Матюшкин опять подступился к Врангелю, но тот холодно и раздельно выговорил:
– Извольте покинуть палубу, Федор Федорович.
Сжал кулаки, ненавидяще глянул на Матюшкина и быстро отстегнул и застегнул орленую пуговицу на сюртуке.
А канониры уже сунули фитили. Коротенькие пушки, присев, как бульдоги, плюнули ядрами туда, где крылось туземное селение, и пороховой дым заклубился, застя полуденный блеск.

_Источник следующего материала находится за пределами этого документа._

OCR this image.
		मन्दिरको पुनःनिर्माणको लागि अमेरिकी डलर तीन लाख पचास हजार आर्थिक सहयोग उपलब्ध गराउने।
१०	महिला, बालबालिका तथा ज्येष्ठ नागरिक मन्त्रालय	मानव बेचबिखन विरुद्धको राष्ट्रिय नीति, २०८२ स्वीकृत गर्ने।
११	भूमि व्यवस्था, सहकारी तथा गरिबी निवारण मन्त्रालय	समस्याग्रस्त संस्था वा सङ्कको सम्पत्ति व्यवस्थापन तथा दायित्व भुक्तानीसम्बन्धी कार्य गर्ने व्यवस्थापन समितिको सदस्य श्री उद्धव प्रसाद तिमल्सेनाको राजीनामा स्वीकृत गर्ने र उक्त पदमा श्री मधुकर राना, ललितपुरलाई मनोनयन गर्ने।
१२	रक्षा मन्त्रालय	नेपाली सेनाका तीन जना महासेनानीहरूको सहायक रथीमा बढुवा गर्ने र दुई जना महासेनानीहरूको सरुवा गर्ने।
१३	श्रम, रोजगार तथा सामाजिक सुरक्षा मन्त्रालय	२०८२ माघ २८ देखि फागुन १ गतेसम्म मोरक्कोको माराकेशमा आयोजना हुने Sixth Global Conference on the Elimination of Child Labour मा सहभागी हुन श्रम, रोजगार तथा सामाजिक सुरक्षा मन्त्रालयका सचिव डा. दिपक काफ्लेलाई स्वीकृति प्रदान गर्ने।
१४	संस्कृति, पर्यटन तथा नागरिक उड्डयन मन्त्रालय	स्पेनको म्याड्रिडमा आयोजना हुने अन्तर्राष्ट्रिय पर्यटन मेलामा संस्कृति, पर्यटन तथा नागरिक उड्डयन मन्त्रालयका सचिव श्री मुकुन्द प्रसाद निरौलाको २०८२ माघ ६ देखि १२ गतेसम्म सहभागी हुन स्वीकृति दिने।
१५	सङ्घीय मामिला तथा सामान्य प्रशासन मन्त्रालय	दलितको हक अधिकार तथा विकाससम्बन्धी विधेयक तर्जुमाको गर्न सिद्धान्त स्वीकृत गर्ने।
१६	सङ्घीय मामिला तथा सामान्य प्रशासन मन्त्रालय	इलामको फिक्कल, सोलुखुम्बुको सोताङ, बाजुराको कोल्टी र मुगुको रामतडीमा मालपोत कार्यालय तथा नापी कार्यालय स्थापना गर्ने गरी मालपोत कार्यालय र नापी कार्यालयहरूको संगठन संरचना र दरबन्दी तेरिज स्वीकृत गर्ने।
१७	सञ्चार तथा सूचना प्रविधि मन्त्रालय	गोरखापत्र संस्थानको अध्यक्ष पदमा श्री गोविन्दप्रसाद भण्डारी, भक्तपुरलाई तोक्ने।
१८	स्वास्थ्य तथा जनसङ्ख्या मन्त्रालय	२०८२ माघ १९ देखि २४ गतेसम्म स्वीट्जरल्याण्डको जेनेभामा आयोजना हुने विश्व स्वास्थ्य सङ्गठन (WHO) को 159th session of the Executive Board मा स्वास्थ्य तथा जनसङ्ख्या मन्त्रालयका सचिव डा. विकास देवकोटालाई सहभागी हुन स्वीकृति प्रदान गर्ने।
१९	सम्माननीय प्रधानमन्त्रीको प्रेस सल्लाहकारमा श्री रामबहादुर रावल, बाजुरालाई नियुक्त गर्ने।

Сквозь этот тяжелый темный дым к борту «Кроткого» подошла лодка с балансиром. Трое было в лодке. Живые – боцман Риддон и матрос Дре. И мертвый Кокрен: его наповал сразила картечь в ту минуту, когда лодка очутилась в заливе Тайо-Гое.
16
Давно уж отдан морю труп Кокрена. И уже не считают на русском корабле новичками двух англичан, двух «асеев»: они включены в списки команды. А убитые на острове Нукагива из списка выключены.
Сменяются вахты, бьют склянки. На «Кротком» ставят и убирают паруса. По утрам шаркают швабры, в обед пахнет солониной, а вечером нет-нет да и зачнут песельники то ли песню про волжских разбойников, то ли песню про березоньку, что стоит себе, раскидистая, посреди желтеющего поля…
А вокруг все тот же Великий, или Тихий. И встает солнце, и заходит солнце. Горят созвездия, и меркнут созвездия.
Федор в смятении. Настроение, мысли его переменчивы. Нет больше Кокрена – значит, Оксинька свободна. Ах, зачем он не открыл ей свою любовь?! Теперь бы не терзался зря: любит, не любит… Может, нет у нее к нему ни малейшей склонности, а он, глупец, рисует пленительные картины. И подло радоваться гибели… такой глупой гибели… этого человека… Свободна! Оксинька свободна! Через год «Кроткий» опять зайдет в Портсмут. Теперь он кинется вплавь, не дожидаясь шлюпки. Впрочем, не загадывай! Моряков отделяет от смерти несколько дюймов корабельной обшивки. А год… год – срок великий. Кто знает, не увидит ли он Оксиньку женою какого-нибудь мистера… мистера Гочкинса или как его там еще. Нет-нет, она должна вернуться в Россию. Непременно. Почему? Этого он не знал, но верил, что Ксения не останется в Англии…
– Время, ваше благородие.
Пора господину лейтенанту принимать вахту. Вон как нетерпеливо поглядывает Михаил Андреянович Лавров. Понятное дело: нет ничего тягостнее последних минут. И нет милее товарища, чем тот, кто сменит тебя хоть на минуту, да раньше. Понятное дело, Михаил Андреянович…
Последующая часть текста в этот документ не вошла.